Each lesson was a different bottleneck, found by measurement, fixed by a specific Rails-shaped tool. The order matters: most apps go through them in roughly this sequence as they grow. A team that jumps ahead, sharding before indexing, caching before measuring, usually finds themselves having to come back and do the earlier work later, after the architectural detour has cost time and complexity.

The deeper insight across all eight: "scaling Rails" is mostly not about new infrastructure or new architecture. It is about understanding the Rails primitives well enough to know when each one is reaching its limit, and reaching for the next primitive deliberately. The teams that scale Rails to enormous workloads, Shopify, GitHub, Basecamp, Artsy, Mastodon, all do this work in roughly this sequence, with roughly these tools, and write about it publicly because the patterns generalize.
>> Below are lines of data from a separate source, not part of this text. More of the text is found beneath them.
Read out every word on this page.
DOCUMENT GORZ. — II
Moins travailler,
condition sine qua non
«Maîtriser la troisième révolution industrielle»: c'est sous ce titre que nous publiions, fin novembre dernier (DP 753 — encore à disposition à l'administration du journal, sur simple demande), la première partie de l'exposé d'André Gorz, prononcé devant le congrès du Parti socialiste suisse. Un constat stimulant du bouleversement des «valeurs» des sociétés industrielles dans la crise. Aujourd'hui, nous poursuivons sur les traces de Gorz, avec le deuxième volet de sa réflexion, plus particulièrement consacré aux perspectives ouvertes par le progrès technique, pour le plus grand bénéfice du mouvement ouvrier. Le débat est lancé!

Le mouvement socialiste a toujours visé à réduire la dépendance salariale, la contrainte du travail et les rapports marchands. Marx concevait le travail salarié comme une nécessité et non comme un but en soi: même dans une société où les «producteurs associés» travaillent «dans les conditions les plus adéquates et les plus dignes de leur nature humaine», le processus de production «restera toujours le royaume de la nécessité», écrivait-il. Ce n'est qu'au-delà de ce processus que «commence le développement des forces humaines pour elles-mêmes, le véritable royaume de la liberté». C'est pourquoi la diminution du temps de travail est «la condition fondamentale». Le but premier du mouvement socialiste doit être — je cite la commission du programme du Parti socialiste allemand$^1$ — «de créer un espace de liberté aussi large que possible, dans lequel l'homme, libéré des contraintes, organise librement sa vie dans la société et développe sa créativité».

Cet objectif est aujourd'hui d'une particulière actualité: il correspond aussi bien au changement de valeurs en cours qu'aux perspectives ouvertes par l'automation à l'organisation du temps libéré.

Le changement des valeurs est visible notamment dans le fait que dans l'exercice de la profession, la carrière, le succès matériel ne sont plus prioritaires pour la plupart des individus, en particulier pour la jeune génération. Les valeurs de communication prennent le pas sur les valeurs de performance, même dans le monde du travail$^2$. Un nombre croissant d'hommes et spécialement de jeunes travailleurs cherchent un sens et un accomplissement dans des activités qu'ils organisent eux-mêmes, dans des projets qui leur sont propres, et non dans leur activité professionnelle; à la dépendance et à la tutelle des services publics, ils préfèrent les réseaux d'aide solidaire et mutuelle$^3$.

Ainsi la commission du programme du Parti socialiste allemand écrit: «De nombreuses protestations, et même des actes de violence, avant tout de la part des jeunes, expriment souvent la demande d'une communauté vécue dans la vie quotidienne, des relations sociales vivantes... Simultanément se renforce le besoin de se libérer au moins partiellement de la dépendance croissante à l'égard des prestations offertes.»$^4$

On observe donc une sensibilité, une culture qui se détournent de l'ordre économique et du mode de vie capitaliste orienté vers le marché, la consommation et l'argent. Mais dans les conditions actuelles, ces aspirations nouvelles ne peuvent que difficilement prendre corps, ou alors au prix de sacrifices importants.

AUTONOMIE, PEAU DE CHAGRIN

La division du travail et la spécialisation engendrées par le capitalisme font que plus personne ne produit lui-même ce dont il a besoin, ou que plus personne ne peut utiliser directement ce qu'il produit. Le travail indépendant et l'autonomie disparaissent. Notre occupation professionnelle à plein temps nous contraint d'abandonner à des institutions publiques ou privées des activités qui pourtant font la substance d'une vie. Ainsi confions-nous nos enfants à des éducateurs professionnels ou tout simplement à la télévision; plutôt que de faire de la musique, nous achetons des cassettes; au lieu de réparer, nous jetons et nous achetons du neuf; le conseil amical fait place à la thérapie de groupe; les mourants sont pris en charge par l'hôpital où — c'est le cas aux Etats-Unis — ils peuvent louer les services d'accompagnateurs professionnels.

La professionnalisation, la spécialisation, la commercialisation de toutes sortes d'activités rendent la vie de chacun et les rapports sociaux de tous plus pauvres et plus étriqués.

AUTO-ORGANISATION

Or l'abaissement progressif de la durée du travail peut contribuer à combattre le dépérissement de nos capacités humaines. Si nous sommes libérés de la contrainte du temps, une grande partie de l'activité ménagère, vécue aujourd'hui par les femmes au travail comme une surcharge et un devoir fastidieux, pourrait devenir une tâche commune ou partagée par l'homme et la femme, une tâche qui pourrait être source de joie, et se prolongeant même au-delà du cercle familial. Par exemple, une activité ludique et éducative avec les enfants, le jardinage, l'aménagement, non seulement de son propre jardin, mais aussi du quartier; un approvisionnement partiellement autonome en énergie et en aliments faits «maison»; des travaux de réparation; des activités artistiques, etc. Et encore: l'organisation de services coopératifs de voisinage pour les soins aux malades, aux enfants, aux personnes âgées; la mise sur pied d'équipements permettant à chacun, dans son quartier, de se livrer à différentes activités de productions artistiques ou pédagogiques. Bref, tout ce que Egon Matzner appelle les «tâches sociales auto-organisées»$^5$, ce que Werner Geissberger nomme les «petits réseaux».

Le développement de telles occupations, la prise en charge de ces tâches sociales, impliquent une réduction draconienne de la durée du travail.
The senior skill, finally, is recognizing the next bottleneck before it shows up in PagerDuty. Each lesson in this series is a thing to watch for in your APM: slow query at p99, thread pool nearing capacity, lock waits in pg_stat_activity, cache stampedes on the hour, queue depth climbing, pagination latency growing with page number, memory creeping up between deploys. Knowing which signal corresponds to which lesson, and which lesson's fix is the right one, is the actual senior craft. Everything else is plumbing.